Superior Tribunal de Justiça
PExt no AGRAVO EM RECURSO ESPECIAL Nº 389.896 - SP (2013/0296507-1)  RELATOR : MINISTRO REYNALDO SOARES DA FONSECA REQUERENTE : XXXXXXXXXXXXXXXXXXX 
DECISÃO
Trata-se de pedido de extensão, formulado em favor de XXXXXXXXXXXXXXXX, dos efeitos da decisão de e-STJ fls. 741/745, na qual foi 
conhecido do agravo para dar provimento ao recurso especial de XXXXXXXX restabelecendo a sentença de absolvição 
proferida pelo Tribunal do Júri.
Alega o peticionante que XXXXXXXXX 
encontra-se em situação fática e jurídica idêntica à do recorrente XXXXXXXXXXXXXXXXX, devendo ser estendidos os efeitos da decisão, 
em razão do princípio da isonomia previsto no artigo 580 do CPP.

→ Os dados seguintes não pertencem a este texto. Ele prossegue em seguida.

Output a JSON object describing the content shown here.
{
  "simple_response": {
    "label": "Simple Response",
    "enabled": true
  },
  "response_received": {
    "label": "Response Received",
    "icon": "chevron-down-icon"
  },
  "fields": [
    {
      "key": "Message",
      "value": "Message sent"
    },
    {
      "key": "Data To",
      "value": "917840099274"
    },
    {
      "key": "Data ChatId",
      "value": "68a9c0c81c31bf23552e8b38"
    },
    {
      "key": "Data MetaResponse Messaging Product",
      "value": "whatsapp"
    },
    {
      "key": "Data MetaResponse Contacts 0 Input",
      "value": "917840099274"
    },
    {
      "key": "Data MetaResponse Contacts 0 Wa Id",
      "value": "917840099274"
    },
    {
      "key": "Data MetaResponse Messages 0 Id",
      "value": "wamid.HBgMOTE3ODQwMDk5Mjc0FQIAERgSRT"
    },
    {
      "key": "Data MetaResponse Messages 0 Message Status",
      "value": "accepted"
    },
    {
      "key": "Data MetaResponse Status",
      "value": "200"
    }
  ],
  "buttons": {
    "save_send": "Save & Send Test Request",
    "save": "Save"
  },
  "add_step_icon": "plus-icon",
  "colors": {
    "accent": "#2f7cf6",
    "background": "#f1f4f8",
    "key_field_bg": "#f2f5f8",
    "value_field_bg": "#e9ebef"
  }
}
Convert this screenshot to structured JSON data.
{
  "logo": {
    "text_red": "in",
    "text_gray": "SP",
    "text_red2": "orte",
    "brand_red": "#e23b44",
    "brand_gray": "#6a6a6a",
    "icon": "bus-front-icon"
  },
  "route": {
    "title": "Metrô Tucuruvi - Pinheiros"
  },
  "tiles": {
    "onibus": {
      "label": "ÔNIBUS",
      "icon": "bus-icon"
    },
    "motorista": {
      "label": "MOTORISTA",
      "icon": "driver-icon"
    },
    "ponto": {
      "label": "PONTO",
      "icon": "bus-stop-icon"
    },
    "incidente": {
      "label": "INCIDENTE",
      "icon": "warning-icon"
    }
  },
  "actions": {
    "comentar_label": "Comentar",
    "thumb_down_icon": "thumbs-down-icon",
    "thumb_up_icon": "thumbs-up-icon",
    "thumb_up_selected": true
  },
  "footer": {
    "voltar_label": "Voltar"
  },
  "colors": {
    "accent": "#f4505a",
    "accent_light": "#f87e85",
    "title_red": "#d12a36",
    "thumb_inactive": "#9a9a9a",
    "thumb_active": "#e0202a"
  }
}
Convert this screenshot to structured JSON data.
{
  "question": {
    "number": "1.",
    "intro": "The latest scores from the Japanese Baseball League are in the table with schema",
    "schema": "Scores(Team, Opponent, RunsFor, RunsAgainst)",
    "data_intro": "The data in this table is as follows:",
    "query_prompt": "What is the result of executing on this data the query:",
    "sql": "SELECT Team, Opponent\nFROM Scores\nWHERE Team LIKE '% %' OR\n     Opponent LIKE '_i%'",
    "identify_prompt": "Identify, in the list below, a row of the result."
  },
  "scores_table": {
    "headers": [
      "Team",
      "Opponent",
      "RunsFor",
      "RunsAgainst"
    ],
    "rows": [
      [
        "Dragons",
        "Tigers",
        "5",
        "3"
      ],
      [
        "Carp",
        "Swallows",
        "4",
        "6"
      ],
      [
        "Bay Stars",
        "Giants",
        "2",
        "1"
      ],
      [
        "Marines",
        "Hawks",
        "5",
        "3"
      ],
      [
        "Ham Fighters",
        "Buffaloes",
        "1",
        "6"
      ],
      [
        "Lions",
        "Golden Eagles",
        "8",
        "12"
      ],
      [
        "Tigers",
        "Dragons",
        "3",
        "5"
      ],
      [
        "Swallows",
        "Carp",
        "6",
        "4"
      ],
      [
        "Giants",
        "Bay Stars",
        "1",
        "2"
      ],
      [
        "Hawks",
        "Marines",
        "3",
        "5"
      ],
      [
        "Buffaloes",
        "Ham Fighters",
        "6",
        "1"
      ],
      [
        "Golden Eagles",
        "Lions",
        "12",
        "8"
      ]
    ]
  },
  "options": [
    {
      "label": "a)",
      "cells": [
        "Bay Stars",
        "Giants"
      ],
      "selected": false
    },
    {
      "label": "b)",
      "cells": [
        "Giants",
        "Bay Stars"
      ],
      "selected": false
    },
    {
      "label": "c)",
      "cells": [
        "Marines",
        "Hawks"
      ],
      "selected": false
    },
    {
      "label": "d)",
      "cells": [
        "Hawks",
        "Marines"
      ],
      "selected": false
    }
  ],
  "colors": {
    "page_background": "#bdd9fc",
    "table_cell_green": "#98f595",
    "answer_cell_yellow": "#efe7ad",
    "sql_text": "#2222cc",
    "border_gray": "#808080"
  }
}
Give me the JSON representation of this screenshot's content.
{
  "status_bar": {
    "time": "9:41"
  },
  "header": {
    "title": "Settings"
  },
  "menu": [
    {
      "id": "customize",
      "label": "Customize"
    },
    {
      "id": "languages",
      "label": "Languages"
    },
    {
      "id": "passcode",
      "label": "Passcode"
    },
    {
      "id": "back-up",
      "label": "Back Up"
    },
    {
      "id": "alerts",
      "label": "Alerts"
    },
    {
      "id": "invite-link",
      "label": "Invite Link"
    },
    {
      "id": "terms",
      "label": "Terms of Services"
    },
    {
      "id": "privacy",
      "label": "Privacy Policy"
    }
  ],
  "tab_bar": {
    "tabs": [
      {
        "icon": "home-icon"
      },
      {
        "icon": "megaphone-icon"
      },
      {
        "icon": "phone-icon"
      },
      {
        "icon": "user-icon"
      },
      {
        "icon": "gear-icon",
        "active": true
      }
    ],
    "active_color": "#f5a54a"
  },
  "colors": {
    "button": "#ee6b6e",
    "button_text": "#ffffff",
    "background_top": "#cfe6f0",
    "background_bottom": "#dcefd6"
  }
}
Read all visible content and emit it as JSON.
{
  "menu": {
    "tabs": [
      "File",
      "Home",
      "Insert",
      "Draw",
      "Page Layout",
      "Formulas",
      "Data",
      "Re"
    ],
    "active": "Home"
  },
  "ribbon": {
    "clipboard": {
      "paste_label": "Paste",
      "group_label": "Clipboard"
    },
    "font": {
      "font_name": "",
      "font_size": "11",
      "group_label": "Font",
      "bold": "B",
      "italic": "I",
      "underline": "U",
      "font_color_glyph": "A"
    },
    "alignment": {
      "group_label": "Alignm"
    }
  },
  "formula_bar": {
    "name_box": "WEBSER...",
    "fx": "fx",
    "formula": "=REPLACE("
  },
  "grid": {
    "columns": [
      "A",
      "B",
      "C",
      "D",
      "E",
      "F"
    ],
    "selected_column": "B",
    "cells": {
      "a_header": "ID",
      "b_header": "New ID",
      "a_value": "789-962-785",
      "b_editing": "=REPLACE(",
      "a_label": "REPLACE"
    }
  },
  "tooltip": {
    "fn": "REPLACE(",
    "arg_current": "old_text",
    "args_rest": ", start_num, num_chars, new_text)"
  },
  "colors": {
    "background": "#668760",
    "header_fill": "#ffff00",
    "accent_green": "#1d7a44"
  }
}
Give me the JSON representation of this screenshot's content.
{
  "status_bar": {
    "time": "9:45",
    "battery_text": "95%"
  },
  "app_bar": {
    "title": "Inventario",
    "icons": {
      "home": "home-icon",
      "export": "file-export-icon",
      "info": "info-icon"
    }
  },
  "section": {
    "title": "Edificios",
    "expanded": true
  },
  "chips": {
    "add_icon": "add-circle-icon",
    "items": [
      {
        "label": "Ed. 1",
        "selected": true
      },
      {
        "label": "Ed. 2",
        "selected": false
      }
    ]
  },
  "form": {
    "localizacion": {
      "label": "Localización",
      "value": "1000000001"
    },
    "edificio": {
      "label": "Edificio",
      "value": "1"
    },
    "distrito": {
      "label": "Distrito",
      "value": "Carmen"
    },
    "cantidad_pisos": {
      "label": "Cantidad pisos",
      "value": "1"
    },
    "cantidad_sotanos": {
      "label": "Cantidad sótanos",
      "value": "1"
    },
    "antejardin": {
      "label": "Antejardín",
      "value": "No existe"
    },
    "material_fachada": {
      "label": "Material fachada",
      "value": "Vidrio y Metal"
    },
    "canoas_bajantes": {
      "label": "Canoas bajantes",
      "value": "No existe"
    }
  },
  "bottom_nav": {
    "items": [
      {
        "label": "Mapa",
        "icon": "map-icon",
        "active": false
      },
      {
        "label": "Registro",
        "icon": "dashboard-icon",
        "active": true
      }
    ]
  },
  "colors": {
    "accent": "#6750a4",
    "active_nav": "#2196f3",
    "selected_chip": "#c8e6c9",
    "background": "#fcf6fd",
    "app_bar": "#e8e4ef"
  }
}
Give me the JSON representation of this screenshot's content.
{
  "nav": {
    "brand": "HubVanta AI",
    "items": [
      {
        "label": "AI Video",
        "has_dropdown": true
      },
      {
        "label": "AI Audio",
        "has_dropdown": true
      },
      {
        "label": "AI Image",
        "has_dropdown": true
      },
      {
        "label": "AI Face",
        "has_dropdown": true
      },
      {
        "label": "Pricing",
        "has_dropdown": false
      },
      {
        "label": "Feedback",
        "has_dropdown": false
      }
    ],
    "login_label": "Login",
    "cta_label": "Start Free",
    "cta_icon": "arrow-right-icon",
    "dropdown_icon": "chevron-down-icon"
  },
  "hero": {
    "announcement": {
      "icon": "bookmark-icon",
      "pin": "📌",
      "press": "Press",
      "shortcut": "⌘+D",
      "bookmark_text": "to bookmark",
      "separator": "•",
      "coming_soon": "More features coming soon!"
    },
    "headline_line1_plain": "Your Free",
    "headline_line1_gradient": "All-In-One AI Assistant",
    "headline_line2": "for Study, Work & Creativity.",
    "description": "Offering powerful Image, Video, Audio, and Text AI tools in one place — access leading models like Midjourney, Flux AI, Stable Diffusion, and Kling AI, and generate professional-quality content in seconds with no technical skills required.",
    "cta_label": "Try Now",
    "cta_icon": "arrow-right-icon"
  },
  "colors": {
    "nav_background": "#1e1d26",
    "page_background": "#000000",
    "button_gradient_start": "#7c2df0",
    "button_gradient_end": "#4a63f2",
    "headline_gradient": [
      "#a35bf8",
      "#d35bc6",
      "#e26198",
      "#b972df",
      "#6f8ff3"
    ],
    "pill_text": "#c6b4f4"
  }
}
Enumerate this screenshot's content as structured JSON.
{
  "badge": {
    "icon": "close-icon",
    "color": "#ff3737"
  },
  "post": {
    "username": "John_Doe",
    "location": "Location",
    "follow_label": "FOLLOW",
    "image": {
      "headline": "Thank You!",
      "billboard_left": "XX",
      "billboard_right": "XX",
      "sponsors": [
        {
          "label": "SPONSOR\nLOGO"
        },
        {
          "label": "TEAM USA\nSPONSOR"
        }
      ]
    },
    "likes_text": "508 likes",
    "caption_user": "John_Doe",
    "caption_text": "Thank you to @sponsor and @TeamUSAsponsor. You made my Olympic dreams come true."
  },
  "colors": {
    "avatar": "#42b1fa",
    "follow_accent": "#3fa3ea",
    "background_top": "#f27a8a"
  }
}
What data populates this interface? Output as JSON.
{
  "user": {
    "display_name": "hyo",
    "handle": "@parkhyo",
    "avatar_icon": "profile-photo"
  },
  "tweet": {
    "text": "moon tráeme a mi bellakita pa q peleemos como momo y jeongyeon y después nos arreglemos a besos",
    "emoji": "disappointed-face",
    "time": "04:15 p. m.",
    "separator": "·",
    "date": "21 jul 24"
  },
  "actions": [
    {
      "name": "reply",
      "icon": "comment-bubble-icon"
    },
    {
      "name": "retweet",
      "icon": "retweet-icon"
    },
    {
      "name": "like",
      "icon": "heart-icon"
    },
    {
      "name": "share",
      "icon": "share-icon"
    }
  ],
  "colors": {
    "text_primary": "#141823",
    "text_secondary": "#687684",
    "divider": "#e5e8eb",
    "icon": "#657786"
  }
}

Requerida liminar, esta foi concedida para suspender a sessão plenária 
do Tribunal do Júri designada para o dia 24/11/2015 (e-STJ fls. 8/12).
Instado a se manifestar, o Ministério Público Federal opinou pelo 
deferimento do pedido de extensão (e-STJ fls. 30/34), cuja ementa é a seguinte:
Extensão dos efeitos de sentença absolutória proferida em favor do corréu. Art. 580 do Código de Processo Penal. Similitude entre as condições dos acusados.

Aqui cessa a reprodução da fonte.